Dans les services de l’hôpital Avicenne, il a suivi des patients en service d’oncologie, d’autres en service antidouleurs pour aborder les douleurs fantômes… À la demande des psychologues, il a mis en place des ateliers de 2h ou plus pour des patients qui avaient besoin de partager leur vécu après une rémission. Il les voit durant un mois ou seulement une fois, selon les durées de traitement et de guérison : « Souvent, leurs proches estiment qu’ils sont guéris et qu’il faut oublier.

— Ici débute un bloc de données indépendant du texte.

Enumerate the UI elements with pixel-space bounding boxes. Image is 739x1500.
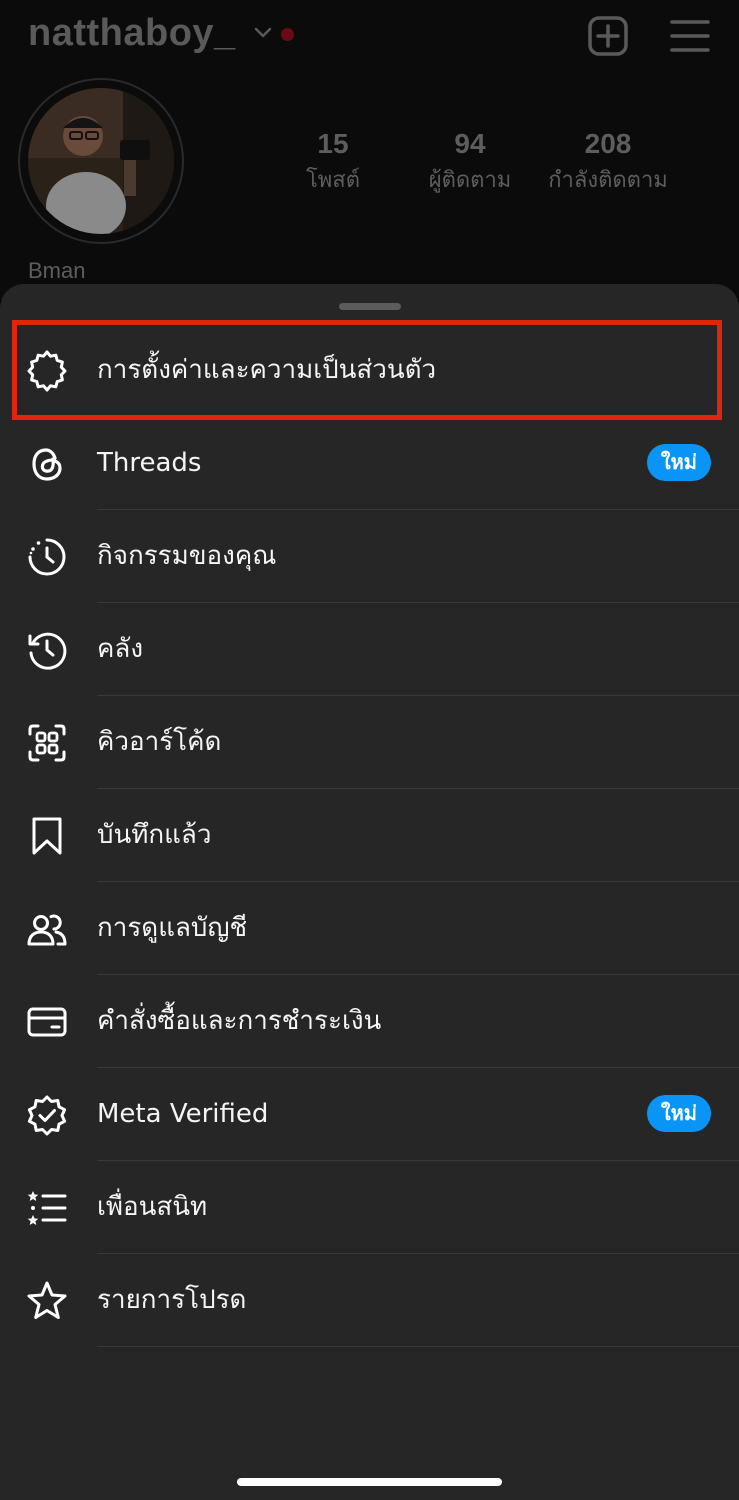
menu-item-label: การดูแลบัญชี [97, 913, 248, 943]
posts-label: โพสต์ [305, 168, 361, 193]
menu-item-saved[interactable]: บันทึกแล้ว [0, 789, 739, 882]
menu-item-supervision[interactable]: การดูแลบัญชี [0, 882, 739, 975]
full-name: Bman [28, 258, 86, 283]
new-badge: ใหม่ [646, 1095, 711, 1132]
menu-item-close-friends[interactable]: เพื่อนสนิท [0, 1161, 739, 1254]
menu-item-label: คลัง [97, 634, 144, 664]
followers-label: ผู้ติดตาม [428, 168, 512, 193]
chevron-down-icon[interactable] [253, 22, 273, 42]
menu-item-meta-verified[interactable]: Meta Verified ใหม่ [0, 1068, 739, 1161]
menu-item-threads[interactable]: Threads ใหม่ [0, 417, 739, 510]
close-friends-icon [27, 1191, 67, 1225]
menu-item-label: บันทึกแล้ว [97, 820, 212, 850]
menu-item-label: คำสั่งซื้อและการชำระเงิน [97, 1006, 382, 1036]
menu-item-qr-code[interactable]: คิวอาร์โค้ด [0, 696, 739, 789]
menu-item-label: กิจกรรมของคุณ [97, 541, 277, 571]
new-badge: ใหม่ [646, 444, 711, 481]
username[interactable]: natthaboy_ [28, 12, 236, 55]
create-post-icon[interactable] [586, 14, 630, 58]
posts-stat[interactable]: 15 โพสต์ [263, 128, 403, 197]
following-label: กำลังติดตาม [548, 168, 668, 193]
threads-icon [32, 448, 62, 481]
menu-item-archive[interactable]: คลัง [0, 603, 739, 696]
notification-dot [281, 28, 294, 41]
verified-badge-icon [27, 1095, 67, 1136]
menu-item-orders-payments[interactable]: คำสั่งซื้อและการชำระเงิน [0, 975, 739, 1068]
activity-icon [28, 538, 66, 576]
menu-item-label: Meta Verified [97, 1099, 269, 1129]
menu-item-label: คิวอาร์โค้ด [97, 727, 222, 757]
posts-count: 15 [317, 128, 349, 159]
home-indicator[interactable] [237, 1478, 502, 1486]
card-icon [27, 1007, 67, 1037]
menu-list: การตั้งค่าและความเป็นส่วนตัว Threads ใหม… [0, 324, 739, 1347]
divider [97, 1346, 739, 1347]
hamburger-menu-icon[interactable] [668, 14, 712, 58]
supervision-icon [27, 914, 67, 946]
star-icon [27, 1281, 67, 1319]
profile-header: natthaboy_ 15 โพสต์ 94 ผู้ติดตาม 208 กำล… [0, 0, 739, 300]
followers-stat[interactable]: 94 ผู้ติดตาม [400, 128, 540, 197]
menu-item-label: Threads [97, 448, 202, 478]
avatar[interactable] [28, 88, 174, 234]
menu-item-label: รายการโปรด [97, 1285, 247, 1315]
bookmark-icon [32, 817, 62, 855]
archive-icon [28, 632, 67, 670]
qr-code-icon [28, 724, 66, 762]
followers-count: 94 [454, 128, 486, 159]
menu-sheet: การตั้งค่าและความเป็นส่วนตัว Threads ใหม… [0, 284, 739, 1500]
menu-item-favorites[interactable]: รายการโปรด [0, 1254, 739, 1347]
following-stat[interactable]: 208 กำลังติดตาม [538, 128, 678, 197]
sheet-grabber[interactable] [339, 303, 401, 310]
menu-item-your-activity[interactable]: กิจกรรมของคุณ [0, 510, 739, 603]
highlight-box [12, 320, 722, 420]
following-count: 208 [584, 128, 632, 159]
menu-item-label: เพื่อนสนิท [97, 1192, 208, 1222]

Il en ressort un sentiment d’isolement et d’incompréhension. Beaucoup de femmes, après des cancers du sein, sentent qu’elles ont changé leur façon d’être au monde, mais leur entourage ne veut pas l’admettre. Pour ces patients qui ont besoin de trouver du geste dans ce nouveau corps, je les fais danser et c’est joyeux. ». 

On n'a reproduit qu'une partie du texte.